Consumers don’t need to know which backend is running — the discovery URLs are identical, and the token is opaque from your side.

Once decoded, the user_id lands in a Python ContextVar:

from contextvars import ContextVar
current_user_id: ContextVar[str | None] = ContextVar("current_user_id", default=None)

ContextVar is asyncio-aware — each request gets its own copy, so concurrent requests with different tokens don’t see each other’s user. This is the whole reason a ContextVar is used instead of a module-level global.

Every bus tool starts with the same line:

user_id = _resolve_user_id(ctx)
if not user_id:
return json.dumps({"status": "error", "error": "unauthenticated"})
bus = bus_manager.get_bus(user_id)

bus_manager.get_bus(user_id) lazy-creates a UserMessageBus per user. The buses share nothing — separate client registries, separate last_activity clocks, separate _pending_jobs namespaces, separate everything. There’s no “cross-bus” routing primitive.

A blender_send_message call from user A operates exclusively on A’s bus. Concrete consequences:

  • Client visibility: blender_list_available_clients returns only your registered clients. A’s Blender peers don’t show up in B’s list.
  • Routing: target_uuid="blender-X" resolves against your bus only. If blender-X is on a different user’s bus, you get unknown_target.
  • Job correlation: _pending_jobs is keyed by (user_id, job_id). Even if you guess another user’s job_id, calling blender_job_update returns {"status": "error", "error": "cross_user_job_update"} — the same-user check fires before any side effect.
  • Resources: blender://bus/clients and blender://bus/stats return your bus’s state only.
  • No per-user quotas. A single authenticated user can register an unlimited number of clients on their bus.
  • No per-job timeout enforced on the addon side. A job_dispatch payload runs as long as the addon takes to finish. The MCP tool’s _timeout only bounds how long the server-side JobWaiter waits before returning {"status": "timeout"} — the addon may keep running.
  • No capability authorization. Any client on a user’s bus can dispatch to any other client on that bus. Capabilities declared in register_client are advisory metadata, not enforcement.

OAuth-derived identity gives consumers a clean mental model: the same credentials that authenticated you also scope everything you do.

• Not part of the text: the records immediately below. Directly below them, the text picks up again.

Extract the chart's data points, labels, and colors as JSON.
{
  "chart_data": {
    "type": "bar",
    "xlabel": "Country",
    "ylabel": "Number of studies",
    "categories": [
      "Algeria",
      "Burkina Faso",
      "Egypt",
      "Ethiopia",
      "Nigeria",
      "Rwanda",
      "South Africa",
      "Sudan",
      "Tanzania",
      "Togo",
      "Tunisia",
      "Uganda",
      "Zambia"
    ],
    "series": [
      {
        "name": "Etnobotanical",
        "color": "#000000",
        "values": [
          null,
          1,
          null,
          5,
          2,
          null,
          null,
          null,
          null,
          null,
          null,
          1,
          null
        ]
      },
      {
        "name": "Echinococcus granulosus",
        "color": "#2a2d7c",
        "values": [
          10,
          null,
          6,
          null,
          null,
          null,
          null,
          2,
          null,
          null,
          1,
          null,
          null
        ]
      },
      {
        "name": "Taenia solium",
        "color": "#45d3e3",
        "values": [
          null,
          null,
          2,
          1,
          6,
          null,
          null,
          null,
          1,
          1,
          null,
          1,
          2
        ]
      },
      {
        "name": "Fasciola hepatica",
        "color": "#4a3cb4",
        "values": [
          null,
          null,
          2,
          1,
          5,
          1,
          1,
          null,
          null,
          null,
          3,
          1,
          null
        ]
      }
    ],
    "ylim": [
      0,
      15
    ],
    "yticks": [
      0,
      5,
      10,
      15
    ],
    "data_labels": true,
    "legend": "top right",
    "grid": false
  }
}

No separate “API key for the bus.” No “tenant ID” parameter on every call. The same token resolves consistently across all bus operations, and the server enforces isolation centrally rather than at every call site.

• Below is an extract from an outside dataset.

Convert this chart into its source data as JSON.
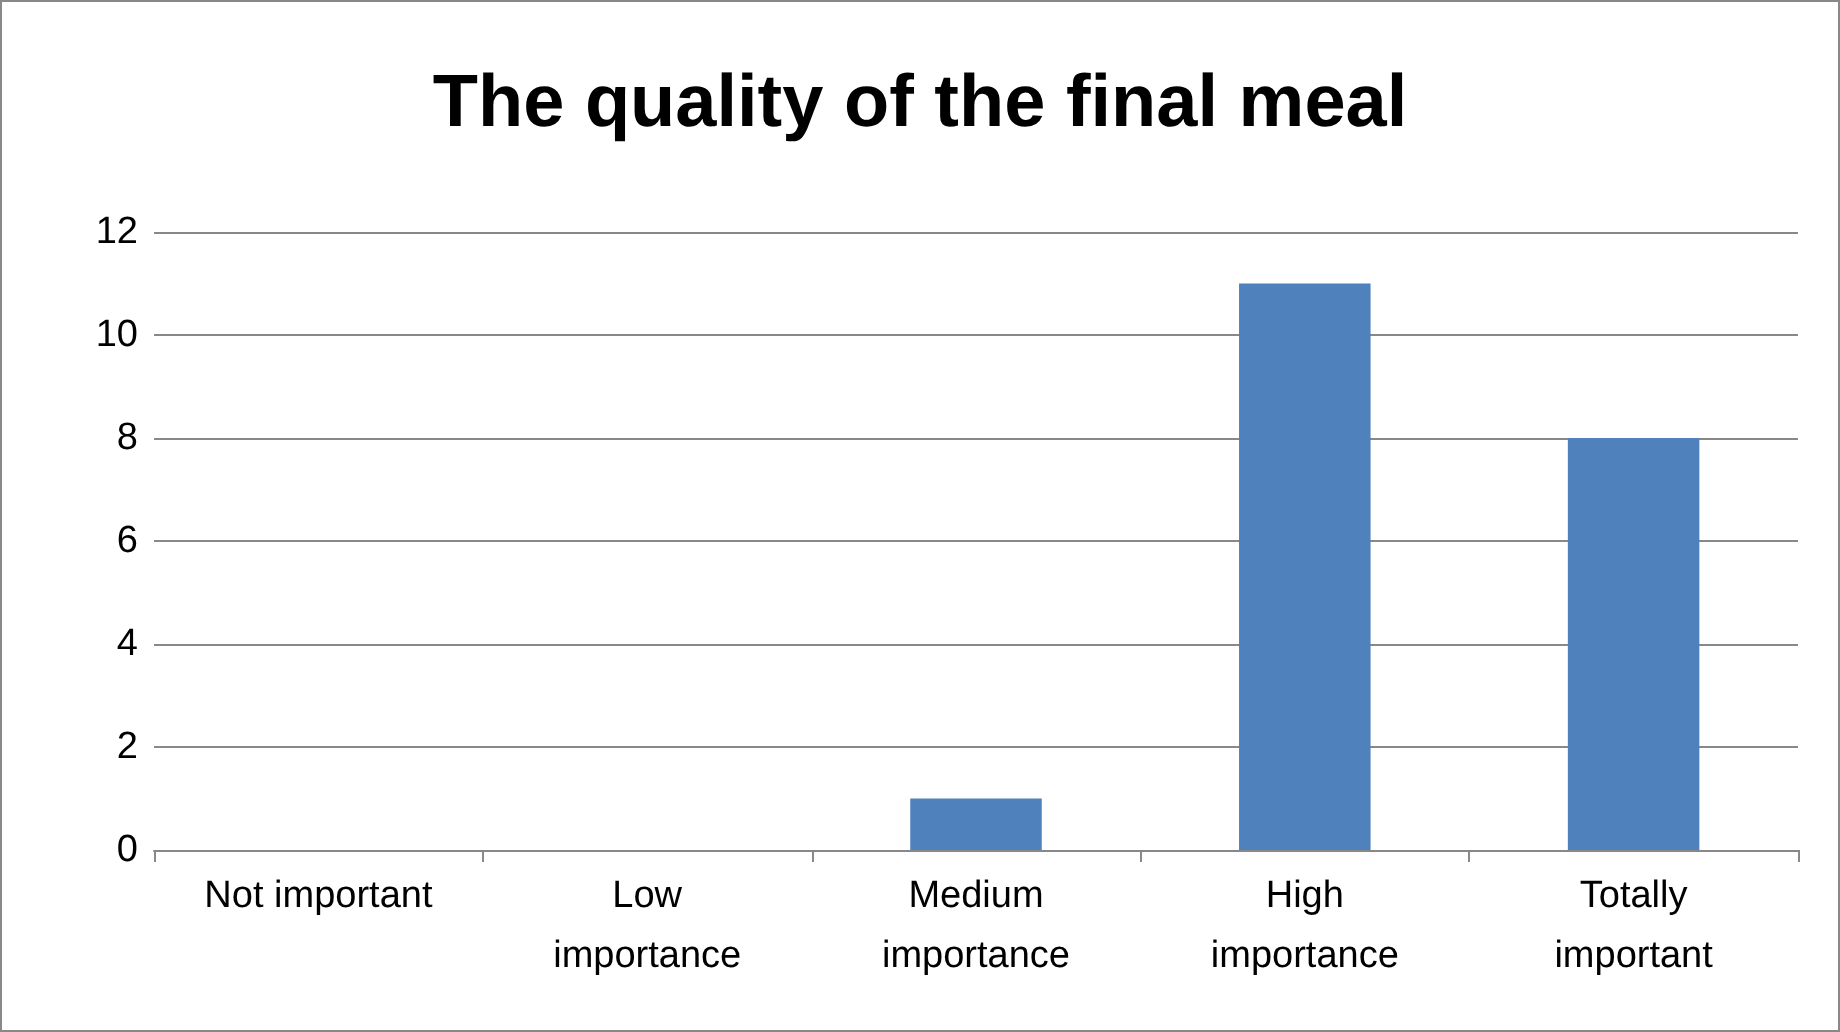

The cost is that the server’s bus state lives in memory, partitioned by user_id. Restarting the server drops every user’s _pending_jobs and disconnects every persistent client. For a clustered deployment, the in-process dict needs to become a shared store (Redis, etc.) — and the same-user check needs to move with it. Single-instance deployment is the current target; the in-memory model is intentional, not vestigial.